Büyüme ve gelişme çağında, hamilelikte, ileri yaşlarda, kronik hastalığı olanlarda, alkolizmde eksikliği saptanan vitaminler kullanılmalıdır. Gerekli olan vitamin miktarı genellikle tavsiye edilen günlük miktar RDA olarak tanımlanmaktadır. Bu değerler ürünlerin etiket bilgilerinde yer almaktadır. Ama yine de ihtiyaç duyulan miktar kişiden kişiye farklılık gösterebilmektedir. Örneğin belirli hastalıklarda kişiye daha yüksek oranda vitamin tavsiye edilir; ayrıca ilaçlar vitaminlerin aktivitelerini engelleyebilmektedir. Belirli grupların özel vitaminlere daha fazla ihtiyacı vardır. Örneğin çocuklar (D vitamini), hamile kadınlar (folik asit), yaşlılar (D vitamini), sigara içenler (C vitamini), çok alkol tüketenler (B1 vitamini) veya vejetaryenler (B12 vitamini) belirli vitaminlere daha fazla ihtiyaç duyarlar.
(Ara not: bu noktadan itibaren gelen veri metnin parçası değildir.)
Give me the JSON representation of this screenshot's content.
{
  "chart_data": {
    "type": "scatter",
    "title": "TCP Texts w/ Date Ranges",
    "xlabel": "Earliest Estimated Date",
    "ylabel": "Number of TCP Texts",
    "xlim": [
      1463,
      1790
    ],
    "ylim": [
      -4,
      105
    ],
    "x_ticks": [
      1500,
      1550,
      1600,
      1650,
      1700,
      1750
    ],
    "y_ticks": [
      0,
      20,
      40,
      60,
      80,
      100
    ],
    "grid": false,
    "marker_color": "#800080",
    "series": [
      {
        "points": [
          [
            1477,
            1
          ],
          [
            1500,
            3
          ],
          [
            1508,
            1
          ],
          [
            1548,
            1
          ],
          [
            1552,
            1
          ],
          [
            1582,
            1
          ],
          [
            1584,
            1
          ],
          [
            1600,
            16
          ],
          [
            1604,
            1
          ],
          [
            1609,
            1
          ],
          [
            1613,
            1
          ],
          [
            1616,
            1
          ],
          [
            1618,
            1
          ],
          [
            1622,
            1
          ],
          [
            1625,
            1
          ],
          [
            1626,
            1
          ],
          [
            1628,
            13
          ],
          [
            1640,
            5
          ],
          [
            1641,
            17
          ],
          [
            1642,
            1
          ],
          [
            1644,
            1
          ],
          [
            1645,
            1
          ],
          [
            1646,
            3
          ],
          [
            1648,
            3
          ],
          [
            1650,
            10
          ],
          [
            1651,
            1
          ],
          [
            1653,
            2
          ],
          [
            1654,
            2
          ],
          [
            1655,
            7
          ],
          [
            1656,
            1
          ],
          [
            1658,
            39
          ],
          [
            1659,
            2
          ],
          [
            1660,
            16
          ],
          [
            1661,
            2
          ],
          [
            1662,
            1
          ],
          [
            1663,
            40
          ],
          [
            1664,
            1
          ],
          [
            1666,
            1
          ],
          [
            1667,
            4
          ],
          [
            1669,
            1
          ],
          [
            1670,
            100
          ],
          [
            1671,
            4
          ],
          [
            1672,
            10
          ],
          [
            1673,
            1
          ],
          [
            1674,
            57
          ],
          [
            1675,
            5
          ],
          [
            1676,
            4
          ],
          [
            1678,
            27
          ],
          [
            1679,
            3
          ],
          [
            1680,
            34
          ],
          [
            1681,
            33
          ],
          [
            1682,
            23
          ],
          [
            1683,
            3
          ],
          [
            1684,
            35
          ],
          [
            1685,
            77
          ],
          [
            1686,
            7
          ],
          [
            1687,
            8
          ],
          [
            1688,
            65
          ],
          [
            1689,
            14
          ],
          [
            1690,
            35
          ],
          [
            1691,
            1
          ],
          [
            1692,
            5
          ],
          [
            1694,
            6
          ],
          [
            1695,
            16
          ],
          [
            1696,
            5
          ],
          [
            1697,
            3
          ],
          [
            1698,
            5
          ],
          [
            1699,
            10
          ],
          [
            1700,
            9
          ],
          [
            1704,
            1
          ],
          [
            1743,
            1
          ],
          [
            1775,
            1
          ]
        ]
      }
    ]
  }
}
En çok kullanılan C vitamini… Bu vitaminin fazlası zararlı mı? Alınan C vitamininin fazlası böbrekler yoluyla dışarı atılır. Ana metabolitlerinden birisi oksalattır. Bu nedenle yüksek dozda uzun süre vitamin C alımında oksalat taşları oluşabildiği bildirilmiştir. Ayrıca C vitamininin mide asidini artırdığı ve midenin saldırgan faktörlerinden biri olduğu da bilinmektedir. Anemik hastalarda demirle birlikte C vitamini alınması önerilir; ancak demir birikimi olan hemokromatoz durumlarında ve hemolitik anemilerde C vitamini önerilmez. Uzun yıllardan beri C vitamininin soğuk algınlığından koruyucu etkisi üzerinde durulmaktadır. Bu konuda yapılan çalışmalar sonucunda C vitamininin profilaktik etkisi tespit edilmemiştir. Ancak soğuk algınlığı geçiren kişilerde hastalık süresini kısalttığı ve semptomların ciddiyetini azalttığı bildirilmektedir. Sigara içiminin C vitamininin kandaki düzeyini düşürücü etkisi olduğundan, sigara içenlerin normallere göre 2 kat daha çok C vitamini almaları gerekmektedir.